Renal F4/80hi Leukocytes Transcriptionally Downregulate MHCII Expression after Cisplatin Treatment and Show Altered Expression of Inflammatory Chemokines
To gain a better understanding of the mechanism of MHCII downregulation from F4/80hi cells after cisplatin-induced AKI, we performed transcriptional analysis of MHCII+F4/80hi and MHCIInegF4/80hi cells from cisplatin-treated mice and MHCII+F4/80hi cells from control-treated mice (Figure 7, Supplemental Figure 6, Supplemental Tables 4–6). PCA revealed the strongest variance between populations from control and cisplatin-treated mice (Figure 7A). Genes involved in antigen presentation—including MHCII, CD74 (invariant chain), and the master regulator of MHCII expression Ciita—showed higher expression in MHCII+ than MHCIInegF4/80hi cells from cisplatin-treated mice (Figure 7, B–D), indicating that the antigen-presentation machinery is transcriptionally repressed after cisplatin treatment. Notably, when compared with F4/80hi cells from control-injected mice, MHCII+F4/80hi cells from cisplatin-treated mice showed reduced levels of positive regulators of MCHII expression, including Ciita, Irf4, Stat1, Irf1, Ep300, and Creb1,60 as well as increased expression of Cepdb and Cebpd, which inhibit Ciita promoter activity.61 Cepdb and Cebpd regulate Ciita transcription downstream of PGE2 signaling.62 Notably, renal F4/80hi cells upregulated the PGE2 receptors Ptger2 (EP2) and Ptger4 (EP4) in response to cisplatin treatment (Figure 7D), suggesting PG signaling may be involved in mediating MHCII downregulation. Interestingly, renal F4/80hi cells from control and cisplatin-treated mice showed differential expression of several inflammatory chemokines, such as Ccl2, Ccl7, Ccl17, Cxcl2, and Cxcl14 (Figure 7C), indicating these cells may play a role in coordinating recruitment of inflammatory cells. Importantly, renal F4/80hi cells show no evidence of Clec9a expression after cisplatin treatment (Supplemental Table 4), further supporting that YFP expression does not result from de novo expression of this marker, for instance on infiltrating monocytes (Figure 6, B and D).
Discussion
The origin of kidney MPs has been highly debated because of the large phenotypic overlap of macrophages and DCs in this tissue.63,64 Adult kidney contains at least four subsets of MPs with prominent Clec9a-expression history, indicative of DC origin.24 These include the main cDC1 and cDC2 subsets, as well as CD64-expressing CD11bhi and F4/80hi cells. Here we show that these populations are phenotypically, functionally, and transcriptionally distinct from each other, suggesting they may constitute distinct DC subsets. Of these, renal F4/80hi cells have been suggested to constitute macrophages24,32,30,33 as well as DCs.24,31 We further demonstrate that renal F4/80hi cells exhibit a unique age-dependent developmental heterogeneity. Kidneys from newborn mice contain a prominent population of macrophages derived from YS erythro-myeloid progenitor that exhibit an F4/80hiCD11blow surface phenotype, express TIM-4 and MERTK, but lack MHCII expression. We show that renal YS erythro-myeloid progenitor–derived macrophages persist only for a few weeks after birth, when they are replaced by phenotypically similar cells that can be distinguished by MHCII expression and a relative lack of TIM-4 and MERTK. Csf1rMer-iCre-Mer–mediated fate mapping of YS progenitors demonstrates that MHCIInegF4/80hi and MHCII+F4/80hi cells are ontogenetically distinct cell lineages because YFP labeling in this model is restricted to MHCIInegF4/80hi cells, indicating that YS-derived MHCIInegF4/80hi cells do not acquire MHCII expression with time.
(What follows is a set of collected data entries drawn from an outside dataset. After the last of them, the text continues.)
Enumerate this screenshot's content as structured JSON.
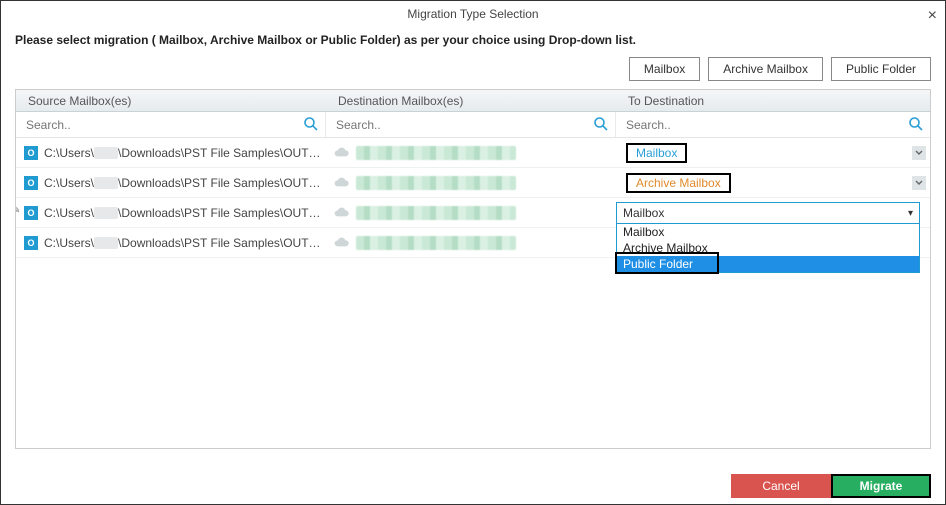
{
  "window": {
    "title": "Migration Type Selection",
    "subtitle": "Please select migration ( Mailbox, Archive Mailbox or Public Folder) as per your choice using Drop-down list."
  },
  "type_buttons": {
    "mailbox": "Mailbox",
    "archive": "Archive Mailbox",
    "public": "Public Folder"
  },
  "columns": {
    "source": "Source Mailbox(es)",
    "destination": "Destination Mailbox(es)",
    "to": "To Destination"
  },
  "search": {
    "placeholder": "Search.."
  },
  "rows": [
    {
      "prefix": "C:\\Users\\",
      "suffix": "\\Downloads\\PST File Samples\\OUTLOO...",
      "dest_label": "Mailbox",
      "dest_style": "blue"
    },
    {
      "prefix": "C:\\Users\\",
      "suffix": "\\Downloads\\PST File Samples\\OUTLOO...",
      "dest_label": "Archive Mailbox",
      "dest_style": "orange"
    },
    {
      "prefix": "C:\\Users\\",
      "suffix": "\\Downloads\\PST File Samples\\OUTLOO...",
      "dest_label": "Mailbox",
      "dest_style": "open"
    },
    {
      "prefix": "C:\\Users\\",
      "suffix": "\\Downloads\\PST File Samples\\OUTLOO...",
      "dest_label": "",
      "dest_style": "none"
    }
  ],
  "dropdown": {
    "selected": "Mailbox",
    "options": [
      "Mailbox",
      "Archive Mailbox",
      "Public Folder"
    ],
    "highlighted": "Public Folder"
  },
  "footer": {
    "cancel": "Cancel",
    "migrate": "Migrate"
  }
}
Mx-1CreMybflox/flox bone marrow rescue chimeras were used to demonstrate replenishment of MHCII+F4/80hi cells from HSCs in adults.12,44 It has recently been suggested that Mx-1CreMybflox/flox bone marrow rescue chimeras may not mimic steady-state cell differentiation in the kidney as polyI:C treatment induces inflammatory changes in renal leukocyte populations.35 Why systemic inflammation would induce a loss of resident leukocyte populations in specific tissues is unclear, but it is possible that polyI:C mediates this effect by acting directly on renal epithelial cells.65 We find a substantial increase in donor chimerism of F4/80hi cells between 3 and 9 months after bone marrow reconstitution. It is likely that, at 9 months after insult, niche-specific inflammatory effects of polyI:C treatment have subsided, substantiating the conclusion that F4/80hi cells are maintained by a low-level, steady-state input from HSCs.
Clec9a-Cre–mediated fate mapping further suggests that MHCII+F4/80hi cells exhibit age-dependent developmental heterogeneity. These cells show Clec9a-expression history in adult but not young mice, when compared with CD64neg cDCs, which labeled with YFP at both ages; indicating that DC progenitors contribute to F4/80hi cells in adulthood but not early life. Because Clec9a-cre–mediated fate mapping has some limitations, this interpretation needs to be approached with caution. Some DC precursors escape labeling in Clec9a-Cre mice and therefore YFP expression needs to be considered at the population level and no definitive conclusion can be made about the origin of YFP-negative cells.24 Incomplete penetrance of CRE-mediated DNA rearrangement could explain the lack of obvious transcriptional differences between YFP− and YFP+ F4/80hi cells in adults. However, it is important to note that a failure to detect transcriptional differences in ontogenetically distinct cell types could also be due to environmental imprinting.66,67 The transcriptional resemblance of MHCII+F4/80hi cells to macrophages in adult mice may additionally raise some doubt about the lineage-restricted expression of Clec9a. However, in steady state as well as in inflammation, Clec9a-expression history does not exceed a 5% background level in other lymphoid or myeloid cells, including monocytes, which are putative progenitors of MHCII+F4/80hi cells in other tissues (Figures 1B and 6D, Supplemental Figure 5D). These data strongly support that Clec9a expression is DC-lineage restricted.24,68 Additionally, we have not found evidence of Clec9a promoter activity in renal F4/80hi cells in steady state and after renal inflammation (Supplemental Figure 2C, Supplemental Table 4),24 indicating that renal MHCII+F4/80hi cells do not acquire Clec9a expression in their differentiated state. Thus, despite possible caveats of Clec9a-Cre–mediated fate mapping, the age-dependent differences in Clec9a-expression history of MCHII+F4/80hi cells strongly suggest a distinct origin of MCHII+F4/80hi cells in early and adult life. Notably, YFP labeling also suggests an age-dependent heterogeneity of CD11bhi cells. Because monocytes and lymphoid progenitors can contribute to macrophage and DC-like cells,1,11,17,69–71 these cells could also be putative progenitors of CD11bhi and F4/80hi cells in early life, which needs to be investigated.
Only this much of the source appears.